If you are protesting a Federal contract award on the basis of an Organizational Conflict of Interest, the GAO has a word of advice: Don’t Hold Back!!
Organizational Conflicts of Interest (or OCIs) that provide an unfair competitive advantages on a Federal procurements are prohibited under the FAR and can lead to exclusion from contracting opportunities, contract termination, or even suspension/debarment from performing future Federal work. But what do you do if you think your competition is unfairly benefitting from an insider connection?
In a recent opinion, the GAO denied a protest based on the absence of concrete evidence to establish the claimed OCI. In the words of the GAO: “A protester must identify hard facts that indicate the existence or potential existence of a conflict; mere inference or suspicion of an actual or potential conflict is not enough.”

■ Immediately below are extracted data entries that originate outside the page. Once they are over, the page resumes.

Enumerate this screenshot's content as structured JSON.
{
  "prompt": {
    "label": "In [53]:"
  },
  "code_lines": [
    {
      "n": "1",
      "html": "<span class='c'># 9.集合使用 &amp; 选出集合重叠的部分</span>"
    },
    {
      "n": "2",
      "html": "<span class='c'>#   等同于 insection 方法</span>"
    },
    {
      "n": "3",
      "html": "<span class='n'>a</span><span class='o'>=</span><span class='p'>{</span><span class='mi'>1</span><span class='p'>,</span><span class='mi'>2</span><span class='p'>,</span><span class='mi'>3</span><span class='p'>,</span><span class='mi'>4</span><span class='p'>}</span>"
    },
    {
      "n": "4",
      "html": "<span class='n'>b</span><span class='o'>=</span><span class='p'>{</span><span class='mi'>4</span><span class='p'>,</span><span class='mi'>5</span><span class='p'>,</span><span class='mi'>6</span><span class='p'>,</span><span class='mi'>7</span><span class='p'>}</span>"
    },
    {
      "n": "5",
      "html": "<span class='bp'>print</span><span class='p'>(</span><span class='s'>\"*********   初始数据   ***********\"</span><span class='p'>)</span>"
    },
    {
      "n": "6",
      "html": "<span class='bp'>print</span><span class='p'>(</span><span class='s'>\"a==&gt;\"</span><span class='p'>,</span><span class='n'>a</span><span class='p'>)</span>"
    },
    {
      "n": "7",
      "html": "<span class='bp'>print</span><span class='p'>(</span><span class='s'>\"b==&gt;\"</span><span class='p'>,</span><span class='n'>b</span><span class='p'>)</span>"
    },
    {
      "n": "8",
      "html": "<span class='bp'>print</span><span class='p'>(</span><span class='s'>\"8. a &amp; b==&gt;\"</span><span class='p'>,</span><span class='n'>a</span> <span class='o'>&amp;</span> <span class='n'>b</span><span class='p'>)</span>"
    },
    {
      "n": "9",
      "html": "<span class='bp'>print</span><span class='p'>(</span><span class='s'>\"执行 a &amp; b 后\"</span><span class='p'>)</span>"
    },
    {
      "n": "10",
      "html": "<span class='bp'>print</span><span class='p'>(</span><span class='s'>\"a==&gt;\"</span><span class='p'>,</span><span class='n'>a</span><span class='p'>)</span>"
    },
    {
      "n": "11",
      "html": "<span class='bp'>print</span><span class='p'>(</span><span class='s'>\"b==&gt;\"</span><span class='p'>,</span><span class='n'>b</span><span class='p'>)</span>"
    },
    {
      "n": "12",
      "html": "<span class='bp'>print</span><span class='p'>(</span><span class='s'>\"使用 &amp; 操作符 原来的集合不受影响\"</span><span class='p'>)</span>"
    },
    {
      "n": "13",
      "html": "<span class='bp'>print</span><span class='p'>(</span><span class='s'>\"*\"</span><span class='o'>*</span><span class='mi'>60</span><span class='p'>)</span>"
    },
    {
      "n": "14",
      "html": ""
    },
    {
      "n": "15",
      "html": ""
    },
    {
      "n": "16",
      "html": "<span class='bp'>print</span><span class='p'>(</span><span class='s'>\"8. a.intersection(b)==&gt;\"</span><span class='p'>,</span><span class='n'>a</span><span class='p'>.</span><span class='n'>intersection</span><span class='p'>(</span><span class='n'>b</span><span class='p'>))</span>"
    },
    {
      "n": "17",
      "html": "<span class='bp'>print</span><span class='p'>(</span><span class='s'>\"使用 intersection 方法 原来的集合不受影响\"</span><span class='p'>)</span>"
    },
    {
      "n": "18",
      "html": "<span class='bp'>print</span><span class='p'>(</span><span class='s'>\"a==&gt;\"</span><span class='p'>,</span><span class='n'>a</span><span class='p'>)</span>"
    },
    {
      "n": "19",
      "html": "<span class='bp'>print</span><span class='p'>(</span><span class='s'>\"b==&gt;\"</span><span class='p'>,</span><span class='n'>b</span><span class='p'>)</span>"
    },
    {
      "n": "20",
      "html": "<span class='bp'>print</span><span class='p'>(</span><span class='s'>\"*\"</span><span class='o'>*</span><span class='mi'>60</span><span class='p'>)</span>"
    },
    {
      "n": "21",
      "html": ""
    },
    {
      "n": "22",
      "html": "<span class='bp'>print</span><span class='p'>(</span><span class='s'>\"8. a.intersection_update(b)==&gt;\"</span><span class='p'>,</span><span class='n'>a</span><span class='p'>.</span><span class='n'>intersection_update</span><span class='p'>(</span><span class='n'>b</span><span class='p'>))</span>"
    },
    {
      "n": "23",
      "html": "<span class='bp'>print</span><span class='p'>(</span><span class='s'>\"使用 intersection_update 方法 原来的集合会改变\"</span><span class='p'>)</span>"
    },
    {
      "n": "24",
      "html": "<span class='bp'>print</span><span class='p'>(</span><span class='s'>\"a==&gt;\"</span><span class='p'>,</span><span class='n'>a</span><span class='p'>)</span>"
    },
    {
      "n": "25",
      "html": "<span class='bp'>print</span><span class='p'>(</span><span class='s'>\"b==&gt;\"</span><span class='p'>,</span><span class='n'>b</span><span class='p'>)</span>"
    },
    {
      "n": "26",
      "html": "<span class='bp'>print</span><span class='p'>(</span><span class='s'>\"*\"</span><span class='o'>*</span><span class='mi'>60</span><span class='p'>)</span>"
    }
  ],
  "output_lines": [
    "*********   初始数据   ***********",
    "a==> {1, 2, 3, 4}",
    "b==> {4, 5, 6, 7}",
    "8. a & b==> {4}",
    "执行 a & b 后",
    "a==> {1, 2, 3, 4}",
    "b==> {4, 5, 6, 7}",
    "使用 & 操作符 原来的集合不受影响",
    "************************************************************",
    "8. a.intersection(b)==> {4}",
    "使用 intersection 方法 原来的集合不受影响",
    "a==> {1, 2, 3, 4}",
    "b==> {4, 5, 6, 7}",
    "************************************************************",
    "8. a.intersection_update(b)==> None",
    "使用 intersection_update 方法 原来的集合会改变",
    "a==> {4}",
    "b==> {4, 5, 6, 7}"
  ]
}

The GAO offered some examples of the types of facts that contractors must allege in order to avoid dismissal and, eventually, prove the OCI during a protest. Specifically, the protest must identify evidence that the conflict of interest:
· Resulted in biased ground rules for the procurement (for example, evidence that the competition was involved in crafting provisions of the solicitation that turned in its favor; or
· Resulted in actual impaired objectivity during the award process.
In other words, the goal should be to identify the OCI as specifically as possible and to provide detailed examples of how it affected the agency’s decision making process.

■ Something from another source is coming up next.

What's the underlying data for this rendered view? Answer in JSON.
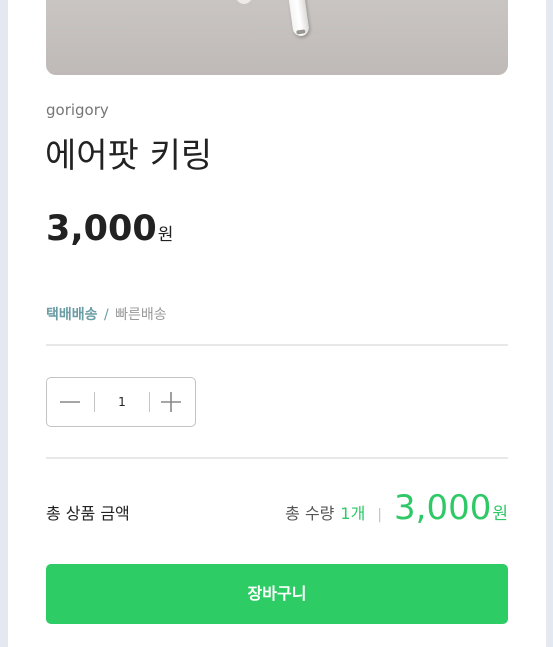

From a larger perspective, the GAO’s insights can apply to a wide range of subjects in the protest world. GAO protests unfold quickly and often offer little in the way of the traditional “discovery” that takes place during court proceedings.
When drafting a protest, focus on the error and the resulting prejudice, providing specific examples whenever possible. There is no reason to hold back evidence or wait to play a trump card. The ace up your sleeve may end up being a card that you never get to play.